Operational cost of URL versioning:
- 3 sets of controllers/handlers, potentially 3 separate deployments or code paths
- Bug fixes must be backported to all active versions
- Deprecation is hard — clients cling to old versions indefinitely
- API documentation must be maintained for each version
Better strategy: Make changes additively. Adding a new field to a response is non-breaking — existing clients ignore unknown fields. Adding an optional query parameter or request field is non-breaking. Only removing, renaming, or changing the type of a field is breaking.
For the rare breaking change, use header versioning (Accept: application/vnd.api.v2+json) or content negotiation rather than URL paths. This keeps a single routing layer while letting the server respond differently based on the version header.

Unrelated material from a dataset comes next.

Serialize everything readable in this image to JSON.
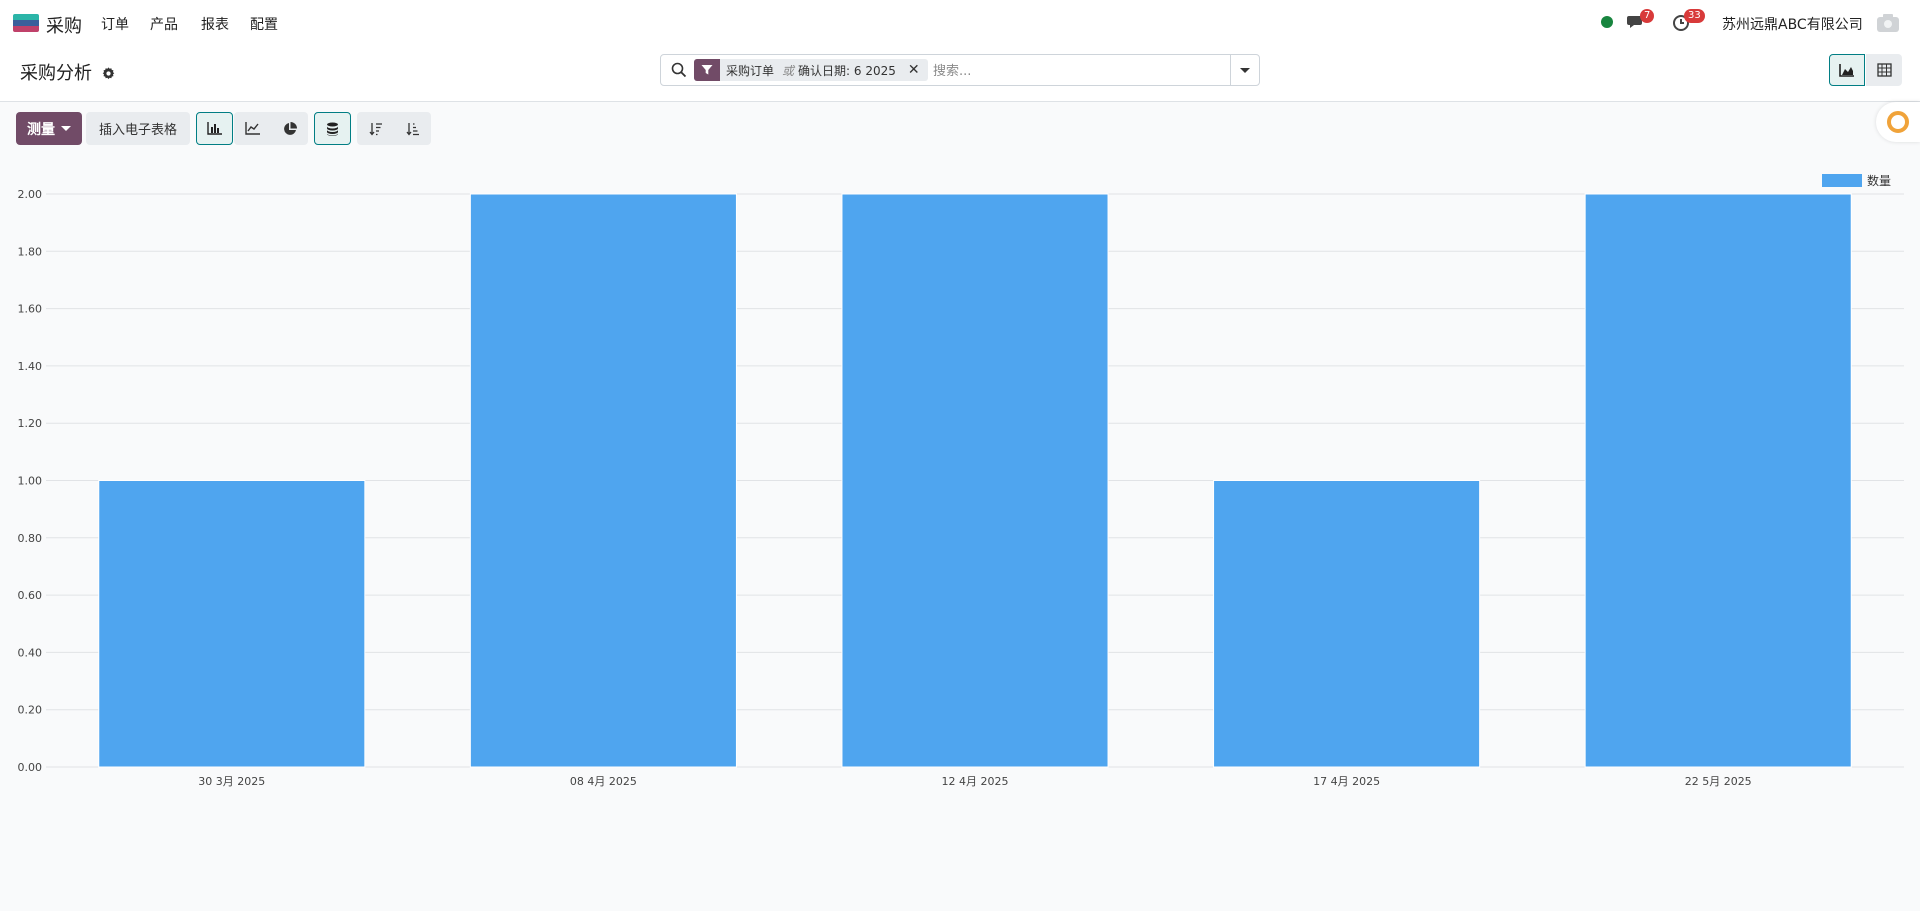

A team wants to use GraphQL for all APIs, including internal service-to-service communication. Why is this usually a bad idea?
GraphQL is designed for client-facing flexibility — letting diverse clients request exactly what they need. Internal services have fixed, known contracts. Using GraphQL between services adds:
- Resolver overhead — each field resolved individually, with N+1 risk, even when the server could return a fixed shape in one query
- No compile-time safety — GraphQL queries are strings validated at runtime. gRPC’s Protobuf catches schema mismatches at compile time.

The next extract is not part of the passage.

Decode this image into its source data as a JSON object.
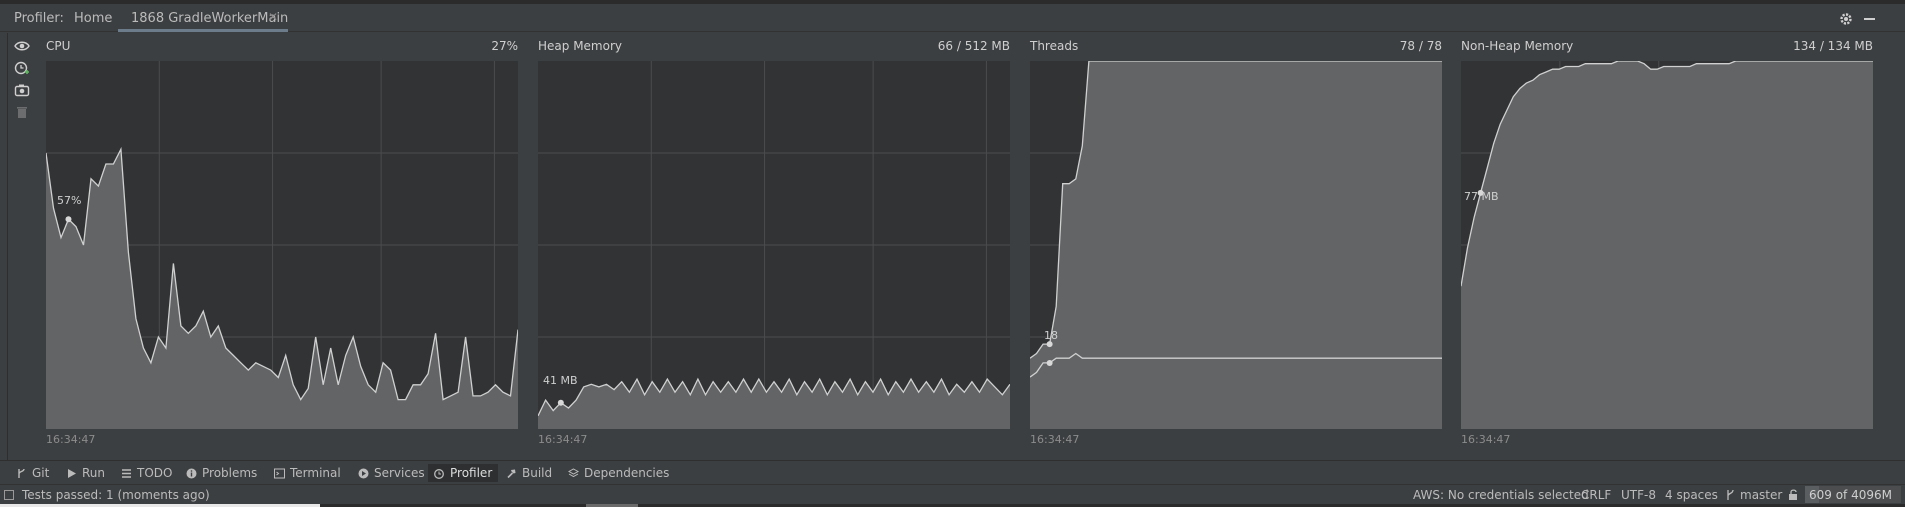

- No native streaming — GraphQL subscriptions use WebSockets, which are more complex than gRPC’s native bidirectional streaming
- Caching penalty — POST-only, dynamic queries can’t be CDN-cached
- Extra parsing — GraphQL query parsing + validation adds latency vs a direct RPC call
The right split: gRPC between internal services (compile-time contracts, binary efficiency, deadlines). GraphQL as the BFF (Backend for Frontend) layer that aggregates internal gRPC calls into client-optimized responses.
A browser client needs to call your gRPC service directly. What’s the problem and what are two ways to solve it?
The problem: Browsers cannot speak native gRPC. gRPC requires HTTP/2 trailers (metadata sent after the response body), and browser fetch/XHR APIs don’t expose HTTP/2 trailers.
Solution 1: gRPC-Web. A JavaScript client library that communicates with a gRPC-Web proxy (Envoy or Nginx module). The proxy translates between gRPC-Web (base64-encoded, trailers-in-body) and native gRPC. Limitation: no bidirectional streaming — only unary and server streaming work.
Solution 2: REST/JSON gateway. Tools like grpc-gateway auto-generate a REST API from your .proto definitions. The gateway translates REST requests to gRPC calls. The browser speaks REST; the gateway speaks gRPC to backends. This loses gRPC’s binary efficiency but gives full browser compatibility with no special client library.